According to a study published by the American Psychological Association, starting at age 10 black boys are viewed as less innocent than their white peers, and are more likely to be mistaken as older, be perceived as guilty, and face police violence if accused of a crime. My son is a typical six-year-old boy. He is loud and high-energy, which often brings me to the brink of insanity. Then he reels me back in with a heart-melting, “I love you so much, Mama.” My son is also big for his age. And that fact combined with the fact that he is black is terrifying for me as a mother. I struggle with how to prepare him for the world without killing his spirit.
My son knows that he is black.
But he knows it in the same way that he knows he has black hair and brown eyes. He doesn’t know that being black will influence how some people will view him. He doesn’t know that it will affect how some people will treat him. And that it will cause others to make assumptions about him.
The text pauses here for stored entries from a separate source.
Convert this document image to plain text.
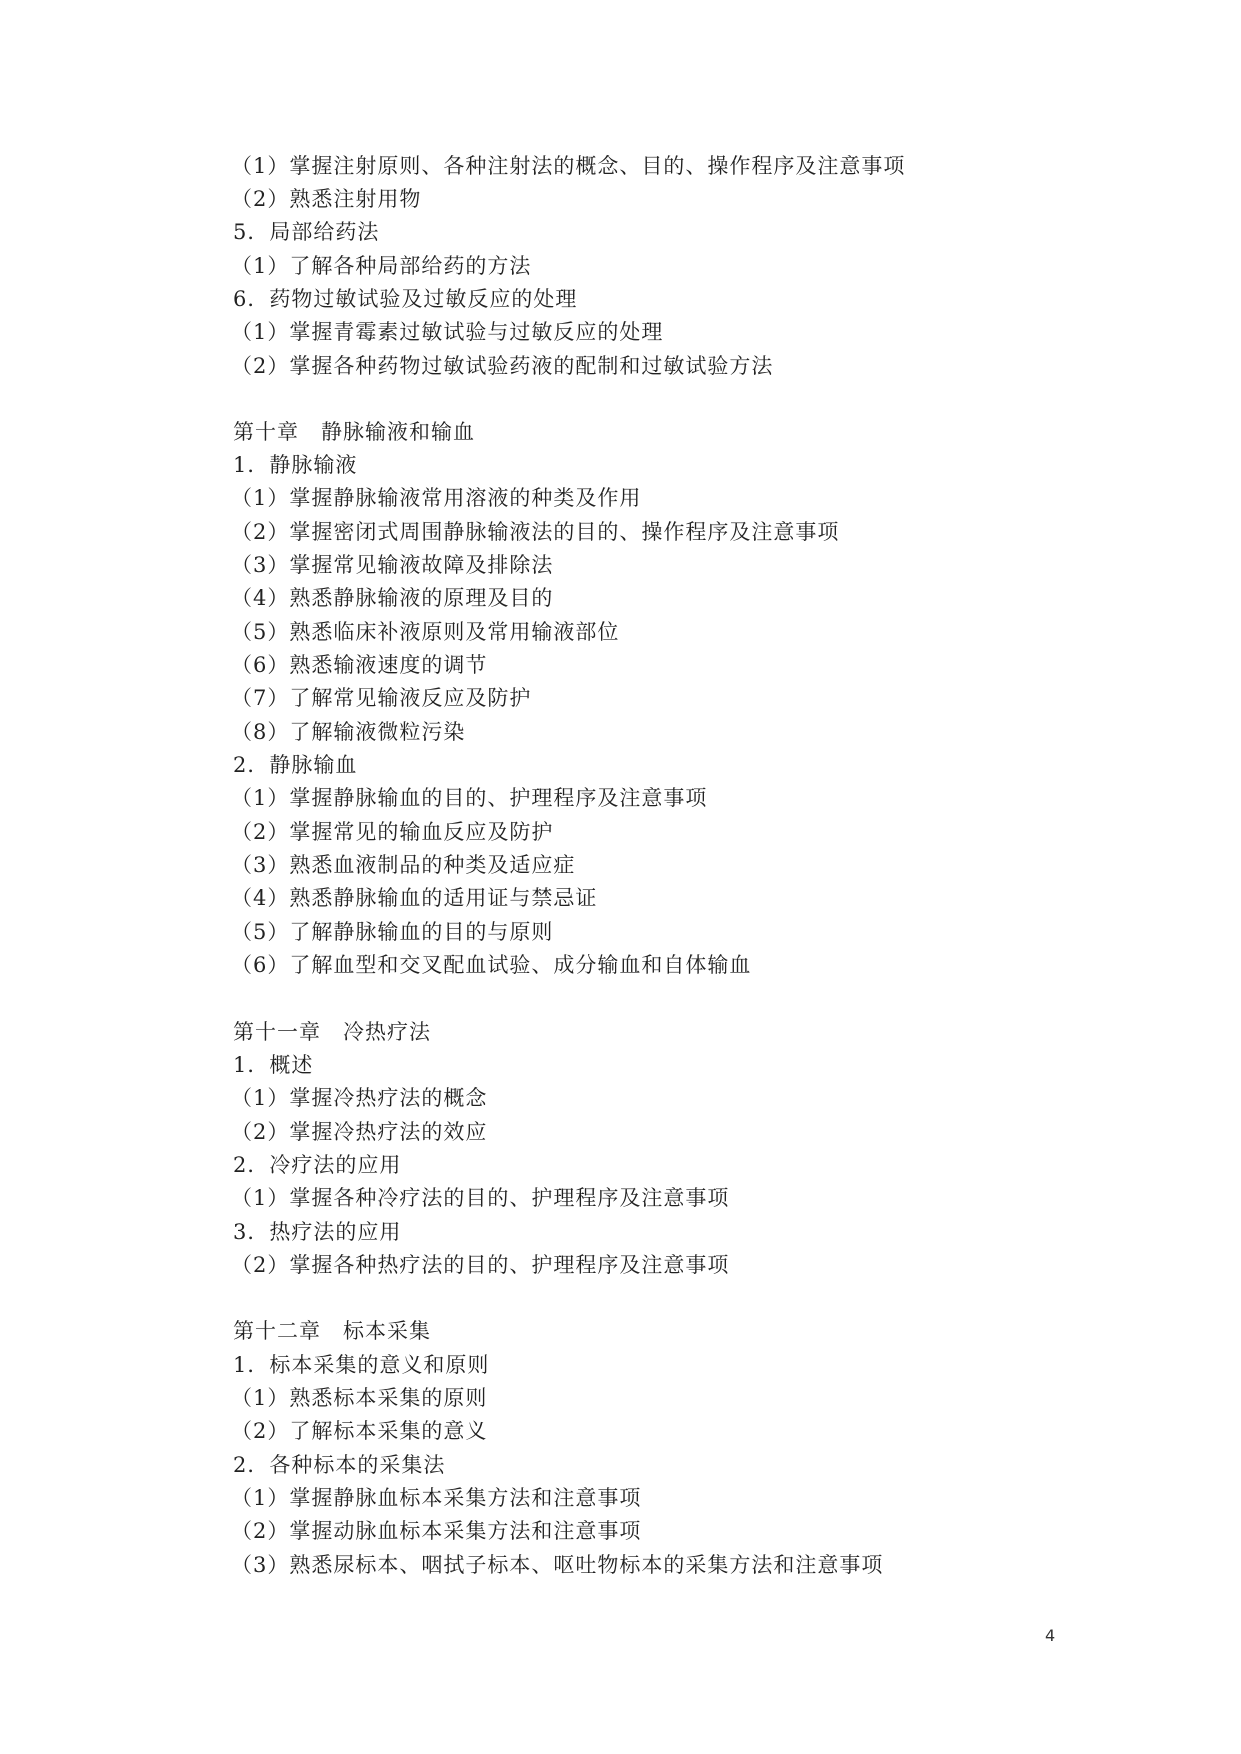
（1）掌握注射原则、各种注射法的概念、目的、操作程序及注意事项
（2）熟悉注射用物
5．局部给药法
（1）了解各种局部给药的方法
6．药物过敏试验及过敏反应的处理
（1）掌握青霉素过敏试验与过敏反应的处理
（2）掌握各种药物过敏试验药液的配制和过敏试验方法
第十章　静脉输液和输血
1．静脉输液
（1）掌握静脉输液常用溶液的种类及作用
（2）掌握密闭式周围静脉输液法的目的、操作程序及注意事项
（3）掌握常见输液故障及排除法
（4）熟悉静脉输液的原理及目的
（5）熟悉临床补液原则及常用输液部位
（6）熟悉输液速度的调节
（7）了解常见输液反应及防护
（8）了解输液微粒污染
2．静脉输血
（1）掌握静脉输血的目的、护理程序及注意事项
（2）掌握常见的输血反应及防护
（3）熟悉血液制品的种类及适应症
（4）熟悉静脉输血的适用证与禁忌证
（5）了解静脉输血的目的与原则
（6）了解血型和交叉配血试验、成分输血和自体输血
第十一章　冷热疗法
1．概述
（1）掌握冷热疗法的概念
（2）掌握冷热疗法的效应
2．冷疗法的应用
（1）掌握各种冷疗法的目的、护理程序及注意事项
3．热疗法的应用
（2）掌握各种热疗法的目的、护理程序及注意事项
第十二章　标本采集
1．标本采集的意义和原则
（1）熟悉标本采集的原则
（2）了解标本采集的意义
2．各种标本的采集法
（1）掌握静脉血标本采集方法和注意事项
（2）掌握动脉血标本采集方法和注意事项
（3）熟悉尿标本、咽拭子标本、呕吐物标本的采集方法和注意事项
4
When I found out I was having a boy, I knew that I’d have to have “the talk” or a series of talks with my son about being black. But, I never thought about just how difficult it would be to tailor these conversations for a kindergartener. In my house, we talk about race, inequality, and justice all of the time. These conversations flow freely between my husband and me and our teenage daughter and mostly go over my son’s head.
Finding resources for “The Talk” is easy. Finding the right words isn’t.
There are a lot of great resources about race and injustice, including here on the DC Area Moms website, but no matter how much I read, or how many podcasts I listen to, I can’t seem to find the words. Actually, that’s not true. I know what I should say. But how do I look at my sweet doe-eyed boy and tell him that the world is more dangerous for him because of the color of his skin? How do I tell him that simple activities like wearing a hoodie, playing loud music, playing with a pellet gun, or walking home can have grave consequences?
I would change the world for my son if I could. But since I can’t, I will prepare my son for the world and hope that it doesn’t change him.